Port-au-Prince, 17 février 2026 — Le gouverneur de la Banque de la République d’Haïti (BRH) a mis en avant les avancées enregistrées grâce à la mise en œuvre du Système de Paiement Interbancaire Haïtien (SPIH), présenté comme un levier majeur de modernisation du système financier national.
Selon l’économiste Ronald Gabriel, la plateforme a permis de renforcer la sécurité et la rapidité des règlements entre institutions financières, tout en réduisant les risques opérationnels.
Une croissance spectaculaire des transactions
Les chiffres communiqués témoignent d’une progression notable.

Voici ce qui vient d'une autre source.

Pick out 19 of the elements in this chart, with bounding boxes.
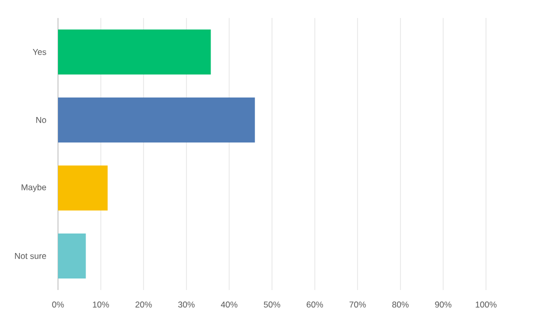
x-tick-label: 100% <box>476 302 497 308</box>
bar <box>58 166 108 211</box>
bar <box>58 234 86 279</box>
x-tick-label: 20% <box>136 302 152 308</box>
y-tick-label: No <box>36 117 46 123</box>
x-tick-label: 80% <box>392 302 409 308</box>
x-tick-label: 40% <box>220 302 238 308</box>
y-tick-label: Maybe <box>22 184 46 192</box>
y-tick-label: Not sure <box>15 253 46 259</box>
x-tick-label: 30% <box>178 302 195 308</box>
x-tick-label: 10% <box>92 302 109 308</box>
x-tick-label: 60% <box>306 302 323 308</box>
x-tick-label: 0% <box>52 302 64 308</box>
bar <box>58 98 255 143</box>
x-tick-label: 90% <box>435 302 452 308</box>
bar <box>58 30 211 75</box>
x-tick-label: 70% <box>350 302 366 308</box>
y-tick-label: Yes <box>32 49 46 55</box>
x-tick-label: 50% <box>264 302 280 308</box>
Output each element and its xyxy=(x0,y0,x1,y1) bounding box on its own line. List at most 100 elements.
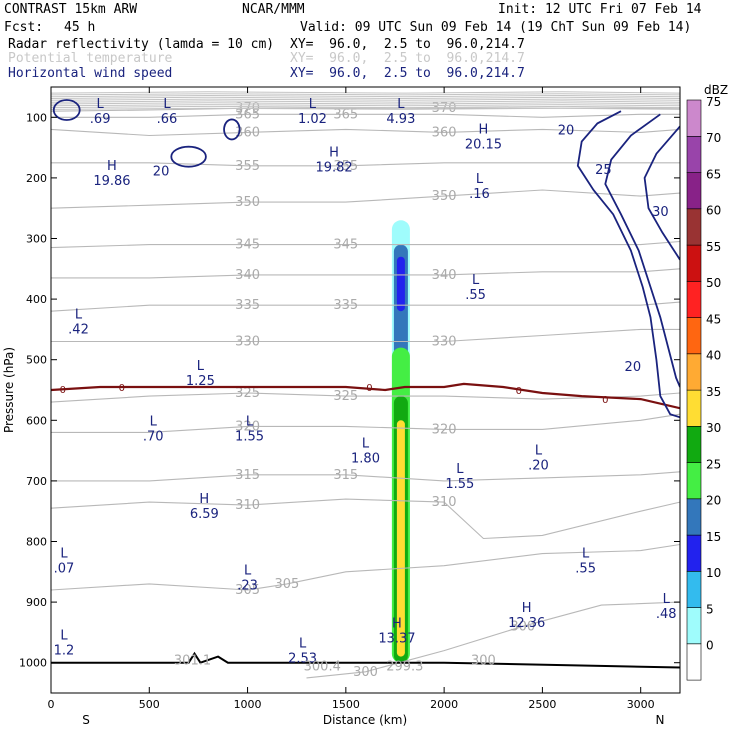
isentrope-340 xyxy=(51,268,680,279)
reflectivity-band-2 xyxy=(396,256,405,312)
wind-label: 25 xyxy=(595,163,612,178)
extremum-value: .66 xyxy=(157,112,178,127)
extremum-kind: L xyxy=(75,307,83,322)
isentrope-stratosphere xyxy=(51,100,680,103)
surface-theta-label: 301.1 xyxy=(174,654,211,669)
isentrope-label-315: 315 xyxy=(235,468,260,483)
extremum-kind: L xyxy=(535,444,543,459)
isentrope-345 xyxy=(51,240,680,249)
axes-layer: 0 500 1000 1500 2000 2500 30001002003004005006… xyxy=(19,87,680,711)
colorbar-swatch xyxy=(686,317,702,355)
colorbar-swatch xyxy=(686,244,702,282)
extremum-kind: H xyxy=(329,146,339,161)
plot-frame xyxy=(50,86,681,694)
isentrope-label-330: 330 xyxy=(235,335,260,350)
extremum-value: 20.15 xyxy=(465,137,502,152)
colorbar-swatch xyxy=(686,136,702,173)
extremum-kind: L xyxy=(246,415,254,430)
isentrope-label-335: 335 xyxy=(235,298,260,313)
extremum-value: 19.82 xyxy=(315,161,352,176)
y-tick-label: 1000 xyxy=(19,657,47,670)
extremum-kind: L xyxy=(476,172,484,187)
isentrope-label-365: 365 xyxy=(235,107,260,122)
colorbar-label: 10 xyxy=(706,566,721,580)
xy-theta: XY= 96.0, 2.5 to 96.0,214.7 xyxy=(290,51,525,66)
surface-theta-label: 300 xyxy=(471,654,496,669)
isentrope-label-345: 345 xyxy=(235,238,260,253)
isentrope-label-300: 300 xyxy=(510,619,535,634)
extremum-kind: L xyxy=(582,547,590,562)
extremum-kind: H xyxy=(479,122,489,137)
x-tick-label: 2000 xyxy=(430,698,458,711)
colorbar-swatch xyxy=(686,607,702,645)
extremum-kind: L xyxy=(309,97,317,112)
isentrope-310 xyxy=(51,498,680,540)
isentrope-315 xyxy=(51,471,680,482)
colorbar-label: 35 xyxy=(706,385,721,399)
x-end-south: S xyxy=(82,713,90,727)
isentrope-label-300: 300 xyxy=(353,665,378,680)
extremum-kind: L xyxy=(456,462,464,477)
zero-label: 0 xyxy=(516,386,522,397)
wind-cell-1 xyxy=(170,145,207,168)
isentrope-300 xyxy=(306,601,680,679)
reflectivity-layer xyxy=(391,220,410,663)
isentrope-label-360: 360 xyxy=(235,125,260,140)
colorbar-swatch xyxy=(686,643,702,681)
isentrope-label-340: 340 xyxy=(432,268,457,283)
x-tick-label: 1500 xyxy=(332,698,360,711)
isentrope-350 xyxy=(51,189,680,209)
extremum-kind: L xyxy=(397,97,405,112)
isentrope-label-305: 305 xyxy=(235,583,260,598)
init-time: Init: 12 UTC Fri 07 Feb 14 xyxy=(498,2,702,17)
isentrope-stratosphere xyxy=(51,91,680,94)
theta-layer: 3003003053053103103153153203203253253303… xyxy=(51,91,680,680)
extremum-kind: H xyxy=(199,492,209,507)
isentrope-label-335: 335 xyxy=(333,298,358,313)
y-tick-label: 500 xyxy=(26,354,47,367)
y-tick-label: 400 xyxy=(26,293,47,306)
isentrope-stratosphere xyxy=(51,98,680,101)
y-tick-label: 300 xyxy=(26,233,47,246)
zero-label: 0 xyxy=(119,383,125,394)
extremum-kind: H xyxy=(107,159,117,174)
wind-label: 20 xyxy=(558,123,575,138)
y-axis-title: Pressure (hPa) xyxy=(2,347,16,433)
extremum-value: .16 xyxy=(469,187,490,202)
extremum-value: 12.36 xyxy=(508,616,545,631)
isentrope-stratosphere xyxy=(51,93,680,96)
zero-label: 0 xyxy=(366,383,372,394)
isentrope-stratosphere xyxy=(51,105,680,109)
extremum-kind: L xyxy=(97,97,105,112)
extremum-value: .70 xyxy=(143,430,164,445)
extremum-value: 1.25 xyxy=(186,374,215,389)
extremum-value: 1.55 xyxy=(445,477,474,492)
wind-contour-30 xyxy=(643,125,680,261)
colorbar-swatch xyxy=(686,425,702,463)
extremum-value: 4.93 xyxy=(386,112,415,127)
extremum-value: 1.2 xyxy=(54,643,75,658)
field-reflectivity: Radar reflectivity (lamda = 10 cm) xyxy=(8,37,275,52)
zero-label: 0 xyxy=(60,385,66,396)
wind-contour-25 xyxy=(604,113,680,388)
wind-label: 30 xyxy=(652,205,669,220)
org-label: NCAR/MMM xyxy=(242,2,305,17)
wind-label: 20 xyxy=(153,165,170,180)
wind-cell-2 xyxy=(223,118,241,141)
wind-layer: 20 25 30 20 20 xyxy=(52,99,680,419)
isentrope-335 xyxy=(51,301,680,312)
extremum-value: 2.53 xyxy=(288,651,317,666)
isentrope-label-320: 320 xyxy=(432,422,457,437)
isentrope-label-325: 325 xyxy=(235,386,260,401)
extremum-kind: H xyxy=(392,616,402,631)
valid-time: Valid: 09 UTC Sun 09 Feb 14 (19 ChT Sun … xyxy=(300,20,692,35)
extremum-value: .48 xyxy=(656,607,677,622)
isentrope-label-305: 305 xyxy=(274,577,299,592)
extremum-kind: L xyxy=(197,359,205,374)
x-end-north: N xyxy=(656,713,665,727)
reflectivity-band-5 xyxy=(396,420,405,657)
x-tick-label: 3000 xyxy=(627,698,655,711)
colorbar-swatch xyxy=(686,208,702,246)
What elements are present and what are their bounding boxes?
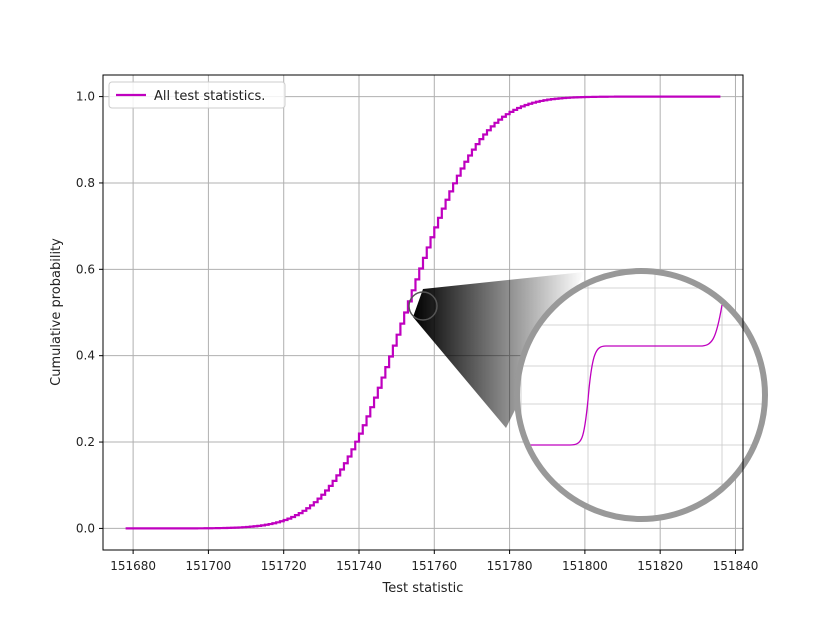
legend-label: All test statistics. [154,89,265,104]
y-axis-ticks: 0.0 0.2 0.4 0.6 0.8 1.0 [76,90,103,535]
y-tick-label-1: 0.2 [76,435,95,449]
y-axis-label: Cumulative probability [49,238,64,386]
x-tick-label-1: 151700 [186,559,232,573]
plot-frame [102,74,744,551]
x-axis-ticks: 151680 151700 151720 151740 151760 151780 1518… [110,550,758,573]
y-tick-label-3: 0.6 [76,262,95,276]
y-tick-label-0: 0.0 [76,521,95,535]
y-tick-label-5: 1.0 [76,90,95,104]
inset-step-line [517,304,723,446]
y-tick-label-2: 0.4 [76,349,95,363]
magnifier-focus-circle [408,291,438,321]
legend-box [108,81,286,109]
x-axis-label: Test statistic [382,581,464,596]
x-tick-label-6: 151800 [562,559,608,573]
x-tick-label-2: 151720 [261,559,307,573]
x-tick-label-7: 151820 [637,559,683,573]
magnifier-beam [413,272,584,428]
legend: All test statistics. [108,81,286,109]
x-tick-label-0: 151680 [110,559,156,573]
x-tick-label-4: 151760 [411,559,457,573]
x-tick-label-3: 151740 [336,559,382,573]
magnifier-inset [514,268,768,522]
x-tick-label-8: 151840 [713,559,759,573]
x-tick-label-5: 151780 [487,559,533,573]
y-tick-label-4: 0.8 [76,176,95,190]
series-line-all-test-statistics [125,95,721,530]
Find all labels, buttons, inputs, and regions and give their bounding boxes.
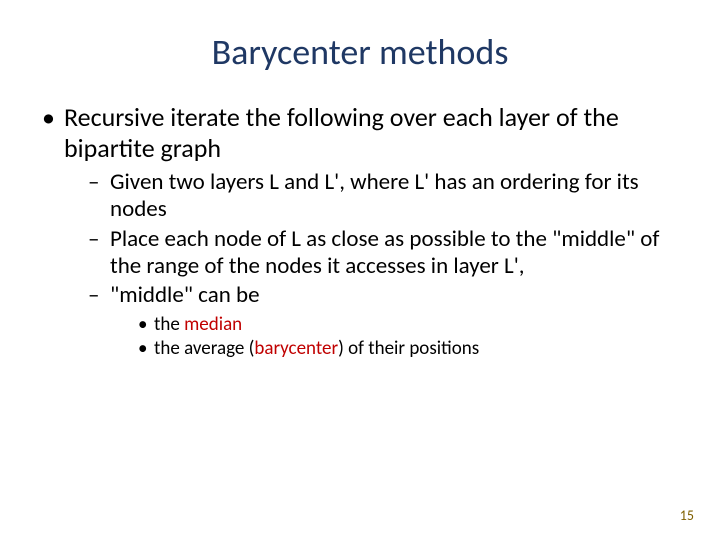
bullet-lvl3-2-pre: the average ( xyxy=(154,337,254,360)
bullet-list-lvl3: the median the average (barycenter) of t… xyxy=(134,313,684,361)
bullet-lvl3-2: the average (barycenter) of their positi… xyxy=(134,337,684,361)
bullet-lvl1-1: Recursive iterate the following over eac… xyxy=(36,102,684,360)
bullet-lvl2-2: Place each node of L as close as possibl… xyxy=(84,226,684,280)
bullet-lvl2-1: Given two layers L and L', where L' has … xyxy=(84,169,684,223)
bullet-list-lvl1: Recursive iterate the following over eac… xyxy=(36,102,684,360)
slide-title: Barycenter methods xyxy=(36,30,684,74)
bullet-lvl3-1-pre: the xyxy=(154,313,184,336)
bullet-lvl2-3: "middle" can be the median the average (… xyxy=(84,282,684,361)
slide: Barycenter methods Recursive iterate the… xyxy=(0,0,720,540)
bullet-lvl3-2-highlight: barycenter xyxy=(254,337,338,360)
bullet-lvl3-2-post: ) of their positions xyxy=(338,337,479,360)
bullet-lvl3-1: the median xyxy=(134,313,684,337)
bullet-lvl3-1-highlight: median xyxy=(184,313,242,336)
bullet-list-lvl2: Given two layers L and L', where L' has … xyxy=(84,169,684,360)
page-number: 15 xyxy=(680,507,694,524)
bullet-lvl2-2-text: Place each node of L as close as possibl… xyxy=(110,225,659,280)
bullet-lvl2-1-text: Given two layers L and L', where L' has … xyxy=(110,168,639,223)
bullet-lvl1-1-text: Recursive iterate the following over eac… xyxy=(64,101,619,164)
bullet-lvl2-3-text: "middle" can be xyxy=(110,281,260,309)
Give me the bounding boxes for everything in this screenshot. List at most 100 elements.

Le nombre moyen mensuel de transactions SPIH en dollars américains (USD) est passé de 6 390 durant l’exercice 2018-2019 à 53 003 en 2021-2022, soit une hausse de 729,46 %.
Dans le même intervalle, le volume des transactions en gourdes (HTG) est passé de 57 542 à 64 286, représentant une augmentation de 11,72 %.
Sur le plan de la valeur, la moyenne mensuelle des transactions en USD a progressé de 45,55 %, tandis que celle des transactions en HTG a connu une hausse de 91,09 %.
Pour le gouverneur, cette dynamique reflète en partie la forte dollarisation de l’économie haïtienne ainsi que l’importance des transferts de la diaspora dans les flux financiers nationaux.
Le PRONAP pour moderniser les paiements
Le numéro un de la BRH a également souligné l’importance du Processeur National de Paiement (PRONAP), conçu pour garantir l’interopérabilité entre les institutions financières, moderniser les infrastructures de paiement et stimuler l’innovation dans le domaine des paiements électroniques.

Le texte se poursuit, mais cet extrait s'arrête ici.